Security and Resilience (Cyber and Physical)

Modern Utility Resilience: Fighting the Hydra

The word “resilience” has become a term of art in recent years, especially in critical sectors like electricity. While many groups have attempted to define the word in precise ways, the essential meaning is simple — how well an electric utility (or system of utilities) can absorb an event that causes an outage in all or parts of its territory and restore power as quickly as possible.

The range of possible events that could cause an outage include natural disasters such as ice storms, hurricanes, and tornadoes; accidental physical damage such as a plane crashing into a substation; intentional physical damage caused by a person or people like cutting, shooting, ramming or bombing facilities; a cyberattack that compromises critical infrastructure (to date, a cyberattack has not led to a power outage in the U.S.). It is also possible that other types of “high-impact, low-frequency” events — events that happen rarely, if ever — could cause significant problems, including outages. Such HILF phenomena could take the form of electromagnetic pulses caused by detonation of high-altitude nuclear devices, solar flares and, yes, pandemics.

Most of these threats to electric grids have existed since the first interconnections between utilities in 1922. Such is the reason that electrical engineers plan for contingencies by creating redundancies, training staff, and exercising restoration in potential outage scenarios.

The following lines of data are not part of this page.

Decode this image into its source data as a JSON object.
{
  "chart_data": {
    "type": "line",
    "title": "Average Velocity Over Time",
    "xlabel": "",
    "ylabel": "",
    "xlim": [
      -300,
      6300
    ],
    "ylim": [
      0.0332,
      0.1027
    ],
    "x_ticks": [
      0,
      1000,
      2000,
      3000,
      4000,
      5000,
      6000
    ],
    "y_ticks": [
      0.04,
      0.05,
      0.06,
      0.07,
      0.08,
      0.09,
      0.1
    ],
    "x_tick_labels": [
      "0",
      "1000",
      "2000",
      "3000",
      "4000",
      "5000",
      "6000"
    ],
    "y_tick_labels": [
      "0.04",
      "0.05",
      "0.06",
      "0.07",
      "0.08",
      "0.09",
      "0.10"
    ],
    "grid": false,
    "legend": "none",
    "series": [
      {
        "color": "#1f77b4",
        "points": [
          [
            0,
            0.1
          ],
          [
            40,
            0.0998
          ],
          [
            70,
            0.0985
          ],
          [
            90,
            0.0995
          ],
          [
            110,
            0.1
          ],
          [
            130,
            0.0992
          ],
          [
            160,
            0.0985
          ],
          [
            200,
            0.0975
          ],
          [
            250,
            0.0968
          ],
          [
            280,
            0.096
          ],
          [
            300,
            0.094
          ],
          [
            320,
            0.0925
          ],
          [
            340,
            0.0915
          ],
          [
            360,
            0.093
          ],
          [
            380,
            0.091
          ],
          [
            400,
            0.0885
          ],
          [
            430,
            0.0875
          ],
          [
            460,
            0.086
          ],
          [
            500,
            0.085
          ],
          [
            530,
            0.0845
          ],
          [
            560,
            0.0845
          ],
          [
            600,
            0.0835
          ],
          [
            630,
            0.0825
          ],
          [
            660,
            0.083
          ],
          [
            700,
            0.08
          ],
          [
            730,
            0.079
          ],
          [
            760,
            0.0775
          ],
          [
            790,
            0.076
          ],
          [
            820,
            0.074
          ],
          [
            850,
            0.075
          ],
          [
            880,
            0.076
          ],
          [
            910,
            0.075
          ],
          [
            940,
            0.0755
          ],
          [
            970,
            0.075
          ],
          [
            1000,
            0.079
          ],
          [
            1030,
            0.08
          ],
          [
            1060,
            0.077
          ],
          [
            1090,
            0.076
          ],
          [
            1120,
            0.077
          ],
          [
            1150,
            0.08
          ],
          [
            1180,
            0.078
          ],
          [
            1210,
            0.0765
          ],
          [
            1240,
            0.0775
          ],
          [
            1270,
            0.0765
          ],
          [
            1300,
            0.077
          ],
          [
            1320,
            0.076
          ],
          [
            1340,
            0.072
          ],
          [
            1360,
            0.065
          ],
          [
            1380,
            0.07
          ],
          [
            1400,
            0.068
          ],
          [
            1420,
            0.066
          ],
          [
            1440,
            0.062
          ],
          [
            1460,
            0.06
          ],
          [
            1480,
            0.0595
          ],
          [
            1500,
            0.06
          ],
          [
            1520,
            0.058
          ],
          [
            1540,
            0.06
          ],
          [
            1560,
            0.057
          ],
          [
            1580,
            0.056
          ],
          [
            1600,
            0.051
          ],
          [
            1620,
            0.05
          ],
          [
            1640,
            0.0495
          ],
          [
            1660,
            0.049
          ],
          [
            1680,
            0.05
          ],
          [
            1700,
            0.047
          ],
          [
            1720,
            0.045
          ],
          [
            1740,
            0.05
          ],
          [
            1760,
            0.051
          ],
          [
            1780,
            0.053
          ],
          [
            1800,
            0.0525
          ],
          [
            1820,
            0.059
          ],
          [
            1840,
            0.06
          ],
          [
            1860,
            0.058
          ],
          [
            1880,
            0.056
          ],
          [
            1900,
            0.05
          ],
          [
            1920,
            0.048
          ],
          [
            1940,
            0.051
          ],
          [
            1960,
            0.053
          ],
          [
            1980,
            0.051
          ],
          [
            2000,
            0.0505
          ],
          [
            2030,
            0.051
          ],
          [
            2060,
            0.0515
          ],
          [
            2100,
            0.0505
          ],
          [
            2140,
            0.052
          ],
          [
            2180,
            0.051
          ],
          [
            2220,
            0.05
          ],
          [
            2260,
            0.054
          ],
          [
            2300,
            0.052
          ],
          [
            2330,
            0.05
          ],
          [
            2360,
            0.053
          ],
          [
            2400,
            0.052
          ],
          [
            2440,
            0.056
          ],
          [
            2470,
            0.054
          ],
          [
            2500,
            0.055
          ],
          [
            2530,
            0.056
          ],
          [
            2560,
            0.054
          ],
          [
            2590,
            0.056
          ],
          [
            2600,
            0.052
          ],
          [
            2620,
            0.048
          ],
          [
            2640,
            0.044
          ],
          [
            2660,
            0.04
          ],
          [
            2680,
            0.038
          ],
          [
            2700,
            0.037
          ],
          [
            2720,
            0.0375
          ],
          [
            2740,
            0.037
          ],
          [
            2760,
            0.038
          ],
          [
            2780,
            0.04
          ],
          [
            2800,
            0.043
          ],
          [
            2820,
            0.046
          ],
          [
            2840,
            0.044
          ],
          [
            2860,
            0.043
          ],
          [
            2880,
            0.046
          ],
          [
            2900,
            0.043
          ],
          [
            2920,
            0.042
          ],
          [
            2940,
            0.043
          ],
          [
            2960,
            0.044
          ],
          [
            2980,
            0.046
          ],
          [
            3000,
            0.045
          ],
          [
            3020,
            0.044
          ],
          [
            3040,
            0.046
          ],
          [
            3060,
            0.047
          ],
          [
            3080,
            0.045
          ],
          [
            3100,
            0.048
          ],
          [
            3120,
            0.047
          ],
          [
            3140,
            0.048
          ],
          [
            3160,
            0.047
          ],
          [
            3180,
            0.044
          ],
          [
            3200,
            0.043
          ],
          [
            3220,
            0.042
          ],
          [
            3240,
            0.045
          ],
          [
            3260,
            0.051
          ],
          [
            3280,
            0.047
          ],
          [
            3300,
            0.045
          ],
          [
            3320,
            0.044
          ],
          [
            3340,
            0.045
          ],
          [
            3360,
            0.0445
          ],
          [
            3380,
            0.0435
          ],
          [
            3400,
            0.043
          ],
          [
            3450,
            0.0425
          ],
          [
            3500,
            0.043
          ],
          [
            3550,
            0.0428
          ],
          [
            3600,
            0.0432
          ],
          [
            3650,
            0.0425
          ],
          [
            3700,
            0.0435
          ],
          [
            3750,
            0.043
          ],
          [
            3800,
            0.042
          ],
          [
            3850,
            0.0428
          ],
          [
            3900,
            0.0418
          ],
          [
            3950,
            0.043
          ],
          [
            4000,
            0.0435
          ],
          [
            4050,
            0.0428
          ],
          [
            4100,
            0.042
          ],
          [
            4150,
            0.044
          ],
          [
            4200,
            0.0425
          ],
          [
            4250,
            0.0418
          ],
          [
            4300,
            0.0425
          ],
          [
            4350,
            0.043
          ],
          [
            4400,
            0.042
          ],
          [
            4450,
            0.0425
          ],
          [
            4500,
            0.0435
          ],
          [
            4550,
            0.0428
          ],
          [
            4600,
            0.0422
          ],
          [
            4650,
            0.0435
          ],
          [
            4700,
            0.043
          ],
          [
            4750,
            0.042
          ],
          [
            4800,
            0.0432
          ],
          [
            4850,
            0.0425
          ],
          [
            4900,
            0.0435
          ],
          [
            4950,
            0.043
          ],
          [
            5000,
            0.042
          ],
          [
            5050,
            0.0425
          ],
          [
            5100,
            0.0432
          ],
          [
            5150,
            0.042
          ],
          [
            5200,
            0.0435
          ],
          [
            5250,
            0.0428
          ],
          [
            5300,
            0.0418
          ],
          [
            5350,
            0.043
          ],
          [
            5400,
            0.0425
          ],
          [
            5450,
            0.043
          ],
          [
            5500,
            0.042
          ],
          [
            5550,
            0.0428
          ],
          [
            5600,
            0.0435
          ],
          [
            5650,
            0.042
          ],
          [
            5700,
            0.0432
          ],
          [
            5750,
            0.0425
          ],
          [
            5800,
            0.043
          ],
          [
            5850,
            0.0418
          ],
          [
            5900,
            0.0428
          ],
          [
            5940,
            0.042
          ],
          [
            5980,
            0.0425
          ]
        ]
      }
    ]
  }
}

Electric utility managers and planners also stockpile materials such as poles, copper wire, and other crucial equipment. It’s also why the electric sector came together in the late 1990s to create mandatory reliability standards for the interconnected bulk power system in the U.S., Canada and parts of northern Mexico. Ultimately passed in the 2005 Energy Policy Act, the new standards regime (formally Section 215 of the Federal Power Act) managed by the North American Electric Reliability Corporation and overseen by the Federal Energy Regulatory Commission is intended to prevent power outages and to promote resilience. Compliance with such standards is not the end of the story, however.

The mid-2000s brought into focus the potential for cybersecurity threats to undermine reliability and test the resilience of our systems. This threat is like the Hydra of Greek mythology — multi-headed and massive, and when you lop off one head, another five grow back to replace it. As an industry, and as public power specifically, we regularly reevaluate how we manage risk in order to combat the Hydra.

We have recognized the need to partner more fully with the federal government and via pan-industry “information sharing and analysis centers” (ISACs), such as the Electricity ISAC and the Multi-State ISAC, because they help identify cybersecurity vulnerabilities — such as those potentially impacting the digital components we use in our SCADA systems — as well as active threats.

We have also learned to think about cybersecurity on the front end of deploying new digital technology onto our infrastructure and to hire and partner with cybersecurity experts. We now know the difference between operational technology (OT) and information technology (IT), with the former giving us the ability to operate our grids remotely and with greater situational awareness and the latter allowing us to conduct business with our customers and others through platforms such as websites, billing systems, and databases. We have figured out that having an extremely good handle on our digital assets and how exactly they interface with our grids (OT) will help us manage and mitigate cyber risk over time.

While this may seem daunting, as public power utilities think about modern resilience, we must rise to the challenge of integrating both cyber and physical security into our planning and risk mitigation strategies. We must also understand and seek to assure the safety of our most critical workers, as the COVID-19 pandemic has underscored. The American Public Power Association has tools and resources to help, including via cooperative agreements with the Department of Energy. We also continue to partner with joint action agencies, state and regional public power associations, and others in the industry and government to empower our public power utility members through knowledge-sharing, education, technical support, and mutual aid. Together, we are resilient.